From mboxrd@z Thu Jan  1 00:00:00 1970
Return-Path: <linux-kernel-owner+willy=40w.ods.org-S268278AbUJJM22@vger.kernel.org>
Received: (majordomo@vger.kernel.org) by vger.kernel.org via listexpand
	id S268278AbUJJM22 (ORCPT <rfc822;willy@w.ods.org>);
	Sun, 10 Oct 2004 08:28:28 -0400
Received: (majordomo@vger.kernel.org) by vger.kernel.org id S268279AbUJJM22
	(ORCPT <rfc822;linux-kernel-outgoing>);
	Sun, 10 Oct 2004 08:28:28 -0400
Received: from mail01.hpce.nec.com ([193.141.139.228]:13499 "EHLO
	mail01.hpce.nec.com") by vger.kernel.org with ESMTP id S268278AbUJJM1N
	(ORCPT <rfc822;linux-kernel@vger.kernel.org>);
	Sun, 10 Oct 2004 08:27:13 -0400
From: Erich Focht <efocht@hpce.nec.com>
To: Nick Piggin <nickpiggin@yahoo.com.au>
Subject: Re: [Lse-tech] [RFC PATCH] scheduler: Dynamic sched_domains
Date: Sun, 10 Oct 2004 14:25:00 +0200
User-Agent: KMail/1.6.2
Cc: colpatch@us.ibm.com, LSE Tech <lse-tech@lists.sourceforge.net>,
       Paul Jackson <pj@sgi.com>, "Martin J. Bligh" <mbligh@aracnet.com>,
       Andrew Morton <akpm@osdl.org>, ckrm-tech@lists.sourceforge.net,
       LKML <linux-kernel@vger.kernel.org>, simon.derr@bull.net,
       frankeh@watson.ibm.com
References: <1097110266.4907.187.camel@arrakis> <200410090113.40589.efocht@hpce.nec.com> <416727C6.5000000@yahoo.com.au>
In-Reply-To: <416727C6.5000000@yahoo.com.au>
MIME-Version: 1.0
Content-Disposition: inline
Content-Type: text/plain;
  charset="iso-8859-1"
Content-Transfer-Encoding: 7bit
Message-Id: <200410101425.00486.efocht@hpce.nec.com>
Sender: linux-kernel-owner@vger.kernel.org
X-Mailing-List: linux-kernel@vger.kernel.org

On Saturday 09 October 2004 01:50, Nick Piggin wrote:
> Erich Focht wrote:
> 
> >>I personally like the hierarchical idea.  Machine topologies tend to
> >>look tree-like, and every useful sched_domain layout I've ever seen has
> >>been tree-like.  I think our interface should match that.
> > 
> > 
> > I like the hierarchical idea, too.

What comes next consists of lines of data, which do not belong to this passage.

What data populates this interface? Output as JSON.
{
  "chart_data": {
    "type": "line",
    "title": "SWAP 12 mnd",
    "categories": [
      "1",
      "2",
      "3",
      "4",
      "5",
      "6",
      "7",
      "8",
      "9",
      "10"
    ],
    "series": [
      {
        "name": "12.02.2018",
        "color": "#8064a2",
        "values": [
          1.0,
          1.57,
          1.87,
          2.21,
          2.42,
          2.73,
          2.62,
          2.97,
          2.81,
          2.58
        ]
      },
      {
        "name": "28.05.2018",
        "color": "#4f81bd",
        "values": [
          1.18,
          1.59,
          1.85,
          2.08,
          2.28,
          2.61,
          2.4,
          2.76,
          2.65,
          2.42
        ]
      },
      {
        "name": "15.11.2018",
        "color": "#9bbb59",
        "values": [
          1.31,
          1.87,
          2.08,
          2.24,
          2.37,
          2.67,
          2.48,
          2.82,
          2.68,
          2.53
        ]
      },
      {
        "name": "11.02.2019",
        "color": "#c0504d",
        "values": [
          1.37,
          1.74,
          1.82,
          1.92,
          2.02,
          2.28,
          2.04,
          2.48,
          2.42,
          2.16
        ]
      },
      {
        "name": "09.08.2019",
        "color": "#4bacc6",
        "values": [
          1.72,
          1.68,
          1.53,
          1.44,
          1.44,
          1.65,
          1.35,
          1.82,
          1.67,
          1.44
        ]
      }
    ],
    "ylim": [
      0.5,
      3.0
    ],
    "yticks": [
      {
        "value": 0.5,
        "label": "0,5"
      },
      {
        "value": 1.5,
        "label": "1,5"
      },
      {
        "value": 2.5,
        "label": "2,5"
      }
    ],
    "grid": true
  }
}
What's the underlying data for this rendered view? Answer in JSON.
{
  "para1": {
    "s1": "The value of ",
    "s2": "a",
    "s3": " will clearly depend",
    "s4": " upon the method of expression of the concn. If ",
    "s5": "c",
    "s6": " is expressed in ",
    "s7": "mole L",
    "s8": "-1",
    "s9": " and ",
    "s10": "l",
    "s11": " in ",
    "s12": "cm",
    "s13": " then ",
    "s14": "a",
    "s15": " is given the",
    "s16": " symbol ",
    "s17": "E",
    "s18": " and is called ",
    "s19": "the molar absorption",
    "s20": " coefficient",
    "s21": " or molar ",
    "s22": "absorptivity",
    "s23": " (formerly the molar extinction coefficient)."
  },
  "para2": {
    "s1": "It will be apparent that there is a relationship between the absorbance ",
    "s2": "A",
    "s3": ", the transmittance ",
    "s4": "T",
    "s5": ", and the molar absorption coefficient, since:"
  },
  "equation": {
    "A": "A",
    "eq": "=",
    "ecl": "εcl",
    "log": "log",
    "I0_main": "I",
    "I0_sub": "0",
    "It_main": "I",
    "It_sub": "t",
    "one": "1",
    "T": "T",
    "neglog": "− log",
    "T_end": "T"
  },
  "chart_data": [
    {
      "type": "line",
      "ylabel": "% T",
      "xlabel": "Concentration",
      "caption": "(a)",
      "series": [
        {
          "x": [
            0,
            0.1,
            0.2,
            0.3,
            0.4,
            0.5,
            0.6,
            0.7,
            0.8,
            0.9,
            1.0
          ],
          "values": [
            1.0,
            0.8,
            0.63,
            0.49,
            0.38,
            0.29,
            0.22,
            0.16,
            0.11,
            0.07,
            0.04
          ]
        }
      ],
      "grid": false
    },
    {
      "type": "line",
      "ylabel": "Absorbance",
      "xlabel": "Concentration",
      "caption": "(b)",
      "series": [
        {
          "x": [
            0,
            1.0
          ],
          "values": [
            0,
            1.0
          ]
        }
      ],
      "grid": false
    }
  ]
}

The natural way to build it would
> > be by starting from the cpus and going up. This tree stands on its
> > leafs... and I'm not sure how to express that in a filesystem.
> > 
> 
> Why would you ever want to play around with the internals of the
> thing though? Provided you have a way to create exclusive sets of
> CPUs, when would you care about doing more?

Three reasons come immediately to my mind:
- Move the sched domains setup out of the kernel into user
space. With my proposal of filesystem with directory operations only
(just moving cpuX virtual files around) the boot setup should just be:
   global/
          cpu1
          cpu2
          ...
The rest could be done very machine and load specific in user
space. This way the kernel scheduler wouldn't need to struggle keeping
up learning characteristics of new machines as they appear on the
radar.

- I sometimes want to create/ destroy isolated partitions at high rate
(through a batch scheduler) and a reasonable API enables me to keep
the domains consistent at any time.

- Flexibility of isolated partitions is a bare necessity. If you
simply divide your system into interactive and batch partition you'd
certainly want to decrease the size of the interactive partition
during the night without rebooting the machine...

Regards,
Erich